My favorite is that human life originated on Venus.
And a runaway greenhouse effect started destroying the environment through massive global warming.
So the military constructed something called the Ark Project, which is a giant vessel.
And they took the DNA of, they took the two different DNA sets from each animal on the planet, and then launched a terraforming pod onto the neighboring planet of Earth.
to then seed life in the pre-Cambrian area.
And then there's this explosion of life just all at once.
And then the Ark comes to Earth and the remaining survivors of Venus, there's very few left come down and land in, you know, like ancient Sumeria or whatever.
- Did you make that up or is that somebody else's theory? - I mean, I technically made up basically giving a sci-fi twist to- You know what I mean?
I like the theory that, you know, when they say that God casted out a third of the angels from heaven and they were like forced to come here on earth and that those angels supposedly slept with Nephilim, that there were supposedly giants on their earth.
And it's a military run because they're the only survivors.
So you've got this dude who's completely in charge of everything.
And then they send a bunch of the basic humans down Earth who have no knowledge of farming or anything.
Because, come on, could you farm?
You don't know.
We have no idea what we're doing.
Like an insurance broker lands in ancient, like in this ancient land where it's like fertile ground and they're like, I have no idea what's going on.
They barely remember anything about anything.
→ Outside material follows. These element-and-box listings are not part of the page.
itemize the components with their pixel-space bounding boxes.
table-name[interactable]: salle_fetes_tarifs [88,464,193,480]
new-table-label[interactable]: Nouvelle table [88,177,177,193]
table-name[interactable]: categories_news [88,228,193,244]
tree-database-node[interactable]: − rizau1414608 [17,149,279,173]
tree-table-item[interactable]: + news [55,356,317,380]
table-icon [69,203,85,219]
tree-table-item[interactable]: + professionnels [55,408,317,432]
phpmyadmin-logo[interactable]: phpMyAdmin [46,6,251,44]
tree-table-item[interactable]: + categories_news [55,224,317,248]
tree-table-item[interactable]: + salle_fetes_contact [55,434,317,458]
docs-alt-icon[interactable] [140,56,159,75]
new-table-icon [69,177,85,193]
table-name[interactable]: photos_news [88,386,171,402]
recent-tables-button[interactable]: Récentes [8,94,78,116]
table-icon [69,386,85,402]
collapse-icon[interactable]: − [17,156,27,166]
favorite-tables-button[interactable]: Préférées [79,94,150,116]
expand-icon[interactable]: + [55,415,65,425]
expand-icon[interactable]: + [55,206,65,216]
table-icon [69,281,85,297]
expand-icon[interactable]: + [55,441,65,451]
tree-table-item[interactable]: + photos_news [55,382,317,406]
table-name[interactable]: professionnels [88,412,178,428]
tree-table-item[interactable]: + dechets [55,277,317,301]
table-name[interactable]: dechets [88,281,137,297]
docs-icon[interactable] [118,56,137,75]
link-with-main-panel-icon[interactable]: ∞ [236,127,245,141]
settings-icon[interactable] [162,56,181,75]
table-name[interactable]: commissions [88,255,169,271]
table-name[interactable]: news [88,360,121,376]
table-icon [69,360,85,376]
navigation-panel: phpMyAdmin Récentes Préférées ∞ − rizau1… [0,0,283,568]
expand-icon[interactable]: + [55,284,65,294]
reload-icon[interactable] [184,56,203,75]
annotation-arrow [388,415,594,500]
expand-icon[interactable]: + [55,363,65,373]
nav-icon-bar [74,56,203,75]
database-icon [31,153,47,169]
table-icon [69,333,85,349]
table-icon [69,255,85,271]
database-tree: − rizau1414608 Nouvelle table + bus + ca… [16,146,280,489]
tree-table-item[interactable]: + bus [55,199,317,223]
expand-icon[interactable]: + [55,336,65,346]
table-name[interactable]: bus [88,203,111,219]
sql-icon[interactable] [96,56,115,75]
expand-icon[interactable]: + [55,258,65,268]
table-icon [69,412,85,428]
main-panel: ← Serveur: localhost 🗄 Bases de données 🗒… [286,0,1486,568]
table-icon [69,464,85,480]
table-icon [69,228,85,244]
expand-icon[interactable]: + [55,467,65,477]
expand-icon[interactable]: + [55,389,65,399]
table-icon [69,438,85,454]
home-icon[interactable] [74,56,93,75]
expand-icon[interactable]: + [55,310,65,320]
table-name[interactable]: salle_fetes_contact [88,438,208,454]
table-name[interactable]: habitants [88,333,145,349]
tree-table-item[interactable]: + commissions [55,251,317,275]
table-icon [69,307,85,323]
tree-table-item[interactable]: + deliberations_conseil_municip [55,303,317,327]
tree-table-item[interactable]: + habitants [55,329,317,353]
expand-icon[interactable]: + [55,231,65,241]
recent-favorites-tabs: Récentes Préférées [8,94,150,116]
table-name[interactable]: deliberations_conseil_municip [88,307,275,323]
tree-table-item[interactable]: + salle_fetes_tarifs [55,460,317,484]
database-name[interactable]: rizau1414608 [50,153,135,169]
And then all of a sudden, second-in-command guy is like, it's time to establish a democratic form of government, and the military leader is like, no, humanity's on the verge of extinction, we will not.
Then all of a sudden, the people down on Earth are watching these ships shooting at each other, there's a coup attempt, and they're like, that dude- And then when the second-in-command guy loses, they say, we're banishing you to Central America, where, that's where he goes.